結果は三塁手が打球を処理し、見事サードでフォースアウトにします。このプレー一つ取っても、流れるようにアウトにしていますが、三塁手が1・2塁のバント処理を捌いてサードフォースアウトにする場面を私は見たことがありませんでした。ただのバント処理と思われるかもしれませんが、このワンプレーのために大垣日大はかなり時間を割いて練習してきたことがよく分かるワンシーンでした。それをこの甲子園の舞台で難なくこなす大垣日大ナインにとても感動しました。

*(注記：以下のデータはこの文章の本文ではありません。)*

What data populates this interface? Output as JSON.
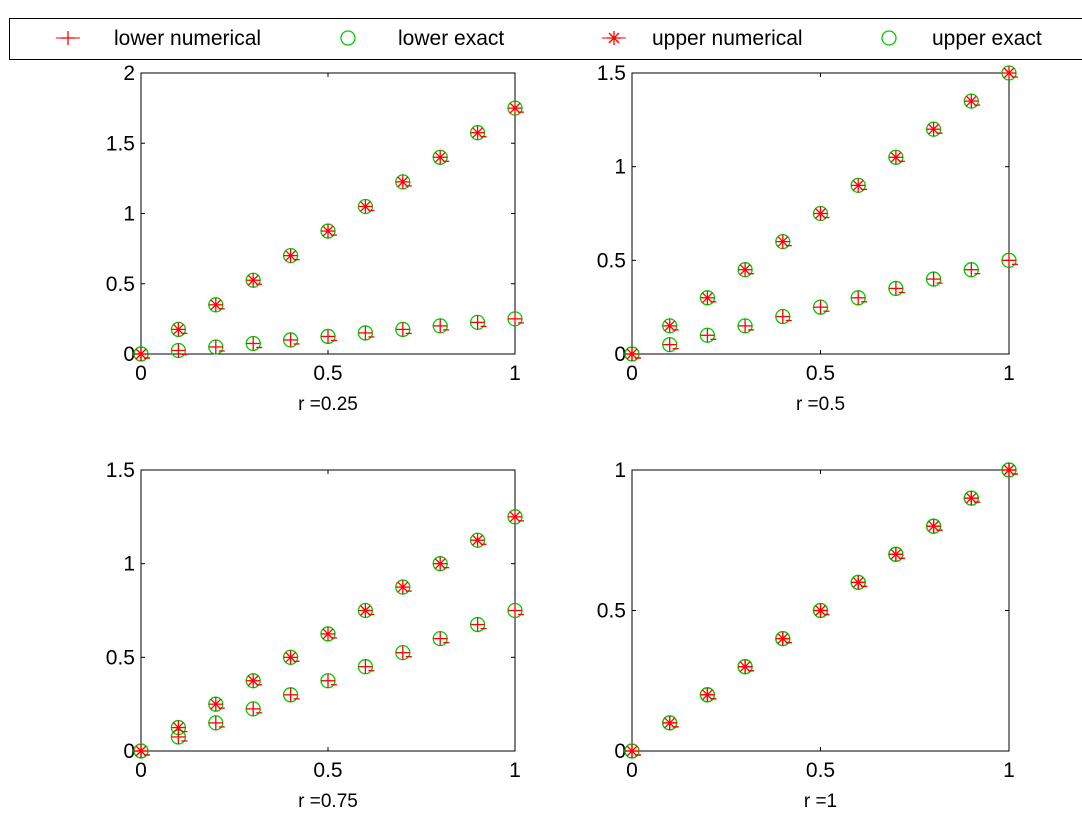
{
  "colors": {
    "numerical": "#ff0000",
    "exact": "#00cc00",
    "axis": "#000000",
    "background": "#ffffff"
  },
  "legend": {
    "placement": "top",
    "items": [
      {
        "label": "lower numerical",
        "marker": "plus",
        "color": "#ff0000"
      },
      {
        "label": "lower exact",
        "marker": "circle",
        "color": "#00cc00"
      },
      {
        "label": "upper numerical",
        "marker": "asterisk",
        "color": "#ff0000"
      },
      {
        "label": "upper exact",
        "marker": "circle",
        "color": "#00cc00"
      }
    ]
  },
  "chart_data": [
    {
      "type": "scatter",
      "xlabel": "r =0.25",
      "xlim": [
        0,
        1
      ],
      "ylim": [
        0,
        2
      ],
      "xticks": [
        "0",
        "0.5",
        "1"
      ],
      "yticks": [
        "0",
        "0.5",
        "1",
        "1.5",
        "2"
      ],
      "grid": false,
      "x": [
        0,
        0.1,
        0.2,
        0.3,
        0.4,
        0.5,
        0.6,
        0.7,
        0.8,
        0.9,
        1
      ],
      "series": [
        {
          "name": "lower numerical",
          "values": [
            0,
            0.025,
            0.05,
            0.075,
            0.1,
            0.125,
            0.15,
            0.175,
            0.2,
            0.225,
            0.25
          ]
        },
        {
          "name": "lower exact",
          "values": [
            0,
            0.025,
            0.05,
            0.075,
            0.1,
            0.125,
            0.15,
            0.175,
            0.2,
            0.225,
            0.25
          ]
        },
        {
          "name": "upper numerical",
          "values": [
            0,
            0.175,
            0.35,
            0.525,
            0.7,
            0.875,
            1.05,
            1.225,
            1.4,
            1.575,
            1.75
          ]
        },
        {
          "name": "upper exact",
          "values": [
            0,
            0.175,
            0.35,
            0.525,
            0.7,
            0.875,
            1.05,
            1.225,
            1.4,
            1.575,
            1.75
          ]
        }
      ]
    },
    {
      "type": "scatter",
      "xlabel": "r =0.5",
      "xlim": [
        0,
        1
      ],
      "ylim": [
        0,
        1.5
      ],
      "xticks": [
        "0",
        "0.5",
        "1"
      ],
      "yticks": [
        "0",
        "0.5",
        "1",
        "1.5"
      ],
      "grid": false,
      "x": [
        0,
        0.1,
        0.2,
        0.3,
        0.4,
        0.5,
        0.6,
        0.7,
        0.8,
        0.9,
        1
      ],
      "series": [
        {
          "name": "lower numerical",
          "values": [
            0,
            0.05,
            0.1,
            0.15,
            0.2,
            0.25,
            0.3,
            0.35,
            0.4,
            0.45,
            0.5
          ]
        },
        {
          "name": "lower exact",
          "values": [
            0,
            0.05,
            0.1,
            0.15,
            0.2,
            0.25,
            0.3,
            0.35,
            0.4,
            0.45,
            0.5
          ]
        },
        {
          "name": "upper numerical",
          "values": [
            0,
            0.15,
            0.3,
            0.45,
            0.6,
            0.75,
            0.9,
            1.05,
            1.2,
            1.35,
            1.5
          ]
        },
        {
          "name": "upper exact",
          "values": [
            0,
            0.15,
            0.3,
            0.45,
            0.6,
            0.75,
            0.9,
            1.05,
            1.2,
            1.35,
            1.5
          ]
        }
      ]
    },
    {
      "type": "scatter",
      "xlabel": "r =0.75",
      "xlim": [
        0,
        1
      ],
      "ylim": [
        0,
        1.5
      ],
      "xticks": [
        "0",
        "0.5",
        "1"
      ],
      "yticks": [
        "0",
        "0.5",
        "1",
        "1.5"
      ],
      "grid": false,
      "x": [
        0,
        0.1,
        0.2,
        0.3,
        0.4,
        0.5,
        0.6,
        0.7,
        0.8,
        0.9,
        1
      ],
      "series": [
        {
          "name": "lower numerical",
          "values": [
            0,
            0.075,
            0.15,
            0.225,
            0.3,
            0.375,
            0.45,
            0.525,
            0.6,
            0.675,
            0.75
          ]
        },
        {
          "name": "lower exact",
          "values": [
            0,
            0.075,
            0.15,
            0.225,
            0.3,
            0.375,
            0.45,
            0.525,
            0.6,
            0.675,
            0.75
          ]
        },
        {
          "name": "upper numerical",
          "values": [
            0,
            0.125,
            0.25,
            0.375,
            0.5,
            0.625,
            0.75,
            0.875,
            1.0,
            1.125,
            1.25
          ]
        },
        {
          "name": "upper exact",
          "values": [
            0,
            0.125,
            0.25,
            0.375,
            0.5,
            0.625,
            0.75,
            0.875,
            1.0,
            1.125,
            1.25
          ]
        }
      ]
    },
    {
      "type": "scatter",
      "xlabel": "r =1",
      "xlim": [
        0,
        1
      ],
      "ylim": [
        0,
        1
      ],
      "xticks": [
        "0",
        "0.5",
        "1"
      ],
      "yticks": [
        "0",
        "0.5",
        "1"
      ],
      "grid": false,
      "x": [
        0,
        0.1,
        0.2,
        0.3,
        0.4,
        0.5,
        0.6,
        0.7,
        0.8,
        0.9,
        1
      ],
      "series": [
        {
          "name": "lower numerical",
          "values": [
            0,
            0.1,
            0.2,
            0.3,
            0.4,
            0.5,
            0.6,
            0.7,
            0.8,
            0.9,
            1.0
          ]
        },
        {
          "name": "lower exact",
          "values": [
            0,
            0.1,
            0.2,
            0.3,
            0.4,
            0.5,
            0.6,
            0.7,
            0.8,
            0.9,
            1.0
          ]
        },
        {
          "name": "upper numerical",
          "values": [
            0,
            0.1,
            0.2,
            0.3,
            0.4,
            0.5,
            0.6,
            0.7,
            0.8,
            0.9,
            1.0
          ]
        },
        {
          "name": "upper exact",
          "values": [
            0,
            0.1,
            0.2,
            0.3,
            0.4,
            0.5,
            0.6,
            0.7,
            0.8,
            0.9,
            1.0
          ]
        }
      ]
    }
  ]
}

翻って自分のルーティンに落とし込んでみると、あるかどうかわからない業務に対してここまで準備できるかと思うとできていないことを痛切に反省させられます。あらゆる場面想定で、対処方法を考え、実行できるように練習(準備)することの重要さを高校球児から教わりました。このプレーから学んだ私は高校球児たちに対する感謝の気持ちで胸がいっぱいになりました。

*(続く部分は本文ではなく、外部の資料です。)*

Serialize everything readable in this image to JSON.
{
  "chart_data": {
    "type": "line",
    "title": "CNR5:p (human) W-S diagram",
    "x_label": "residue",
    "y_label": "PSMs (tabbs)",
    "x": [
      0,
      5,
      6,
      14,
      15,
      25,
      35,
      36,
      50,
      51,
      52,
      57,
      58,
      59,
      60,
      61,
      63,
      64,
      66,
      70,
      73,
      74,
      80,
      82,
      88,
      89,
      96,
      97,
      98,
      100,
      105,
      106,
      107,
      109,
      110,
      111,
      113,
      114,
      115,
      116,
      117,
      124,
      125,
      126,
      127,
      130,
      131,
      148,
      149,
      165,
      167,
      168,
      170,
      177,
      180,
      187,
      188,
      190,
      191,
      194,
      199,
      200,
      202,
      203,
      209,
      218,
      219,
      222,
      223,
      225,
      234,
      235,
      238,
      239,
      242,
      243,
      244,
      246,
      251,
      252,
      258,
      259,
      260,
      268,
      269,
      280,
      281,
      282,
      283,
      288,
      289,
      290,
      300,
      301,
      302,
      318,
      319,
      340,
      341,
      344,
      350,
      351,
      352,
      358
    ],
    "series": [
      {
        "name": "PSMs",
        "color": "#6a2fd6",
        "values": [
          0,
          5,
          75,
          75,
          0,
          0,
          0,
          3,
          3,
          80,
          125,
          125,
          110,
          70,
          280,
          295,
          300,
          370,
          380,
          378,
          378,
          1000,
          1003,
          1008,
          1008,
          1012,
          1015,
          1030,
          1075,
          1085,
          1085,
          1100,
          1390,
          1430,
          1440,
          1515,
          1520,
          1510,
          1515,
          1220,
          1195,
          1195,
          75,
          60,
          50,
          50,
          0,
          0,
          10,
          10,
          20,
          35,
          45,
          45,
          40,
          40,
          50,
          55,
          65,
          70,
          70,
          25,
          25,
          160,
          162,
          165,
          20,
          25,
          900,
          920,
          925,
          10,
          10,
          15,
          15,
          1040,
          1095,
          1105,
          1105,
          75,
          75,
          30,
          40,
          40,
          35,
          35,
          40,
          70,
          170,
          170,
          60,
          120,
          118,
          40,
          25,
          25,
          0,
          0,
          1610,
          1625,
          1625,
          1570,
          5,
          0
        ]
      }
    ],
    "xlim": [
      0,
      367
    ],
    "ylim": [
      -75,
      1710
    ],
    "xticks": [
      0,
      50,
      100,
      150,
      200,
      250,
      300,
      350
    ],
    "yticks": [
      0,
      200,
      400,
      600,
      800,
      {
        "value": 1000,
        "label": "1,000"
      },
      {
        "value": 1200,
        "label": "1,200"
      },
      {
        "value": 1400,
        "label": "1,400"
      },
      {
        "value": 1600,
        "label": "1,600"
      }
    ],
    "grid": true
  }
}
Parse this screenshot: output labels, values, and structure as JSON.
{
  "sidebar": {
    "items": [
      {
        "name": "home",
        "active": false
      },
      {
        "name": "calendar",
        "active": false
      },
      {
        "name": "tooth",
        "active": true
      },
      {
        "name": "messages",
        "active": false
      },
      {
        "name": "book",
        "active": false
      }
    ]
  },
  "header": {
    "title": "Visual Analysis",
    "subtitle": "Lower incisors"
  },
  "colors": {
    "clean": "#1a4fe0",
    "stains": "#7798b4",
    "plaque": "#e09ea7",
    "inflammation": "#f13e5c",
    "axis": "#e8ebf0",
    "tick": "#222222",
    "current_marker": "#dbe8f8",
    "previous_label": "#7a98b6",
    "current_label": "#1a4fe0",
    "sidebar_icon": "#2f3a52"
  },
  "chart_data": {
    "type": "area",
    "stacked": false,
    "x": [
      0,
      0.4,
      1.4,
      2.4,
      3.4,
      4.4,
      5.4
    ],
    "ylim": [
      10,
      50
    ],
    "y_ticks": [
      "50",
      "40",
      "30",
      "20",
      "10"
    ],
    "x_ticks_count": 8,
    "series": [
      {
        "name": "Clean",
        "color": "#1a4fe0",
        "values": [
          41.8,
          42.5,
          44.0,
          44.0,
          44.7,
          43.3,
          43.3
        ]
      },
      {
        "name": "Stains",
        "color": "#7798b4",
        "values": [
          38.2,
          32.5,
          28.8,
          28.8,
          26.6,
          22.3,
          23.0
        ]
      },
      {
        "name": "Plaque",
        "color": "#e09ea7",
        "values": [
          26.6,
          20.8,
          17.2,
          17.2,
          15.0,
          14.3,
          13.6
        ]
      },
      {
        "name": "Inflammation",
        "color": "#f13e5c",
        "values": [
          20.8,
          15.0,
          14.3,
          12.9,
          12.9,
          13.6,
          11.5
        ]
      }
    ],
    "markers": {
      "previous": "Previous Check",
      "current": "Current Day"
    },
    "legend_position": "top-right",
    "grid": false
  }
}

さて、死に物狂いで進塁を阻止し、次のバッターもファウルフライに打ち取ってツーアウト1・2塁までこぎつけた大垣日大でした。ここで抑えきるかと思いましたが、そうはいきませんでした。次の打者は四球でツーアウト満塁となり、最後の打者に投じたボールが・・・
変化球のサインを出した捕手に対してストレートを投げた投手、しかもその投球が高めに浮く、弾く捕手、同点を確信して失意のもと(このあたりは私の勝手な推測です)本塁ベースカバーに向かう投手、一縷の望みをかけて本塁送球する捕手、ワンバウンドする送球、捕球できず内野を転々とするボール、生還するサヨナラの2塁ランナー・・・
サヨナラの瞬間、テレビ越しですが私は呆然としてしまいました。
ワイルドピッチ後の本塁ベースカバーでショートバウンドの送球を捌いてランナーにタッチする練習をしている高校はほとんどないと思います。
ミスを前提としたプレーの再現というのは中々難しいからです。
準備することの大切さを教えてくれた高校球児もまた、次の想定に向けてまた準備を始めていることでしょう。

「それでもなお・・・」

心に留めておきたいと思います。

※大垣日大のエース山田君は稲武の出身、センターの袴田君は私と同じ中学出身ということで、個人的に応援していました。彼らの今後の活躍を祈るばかりです。ありがとうございました。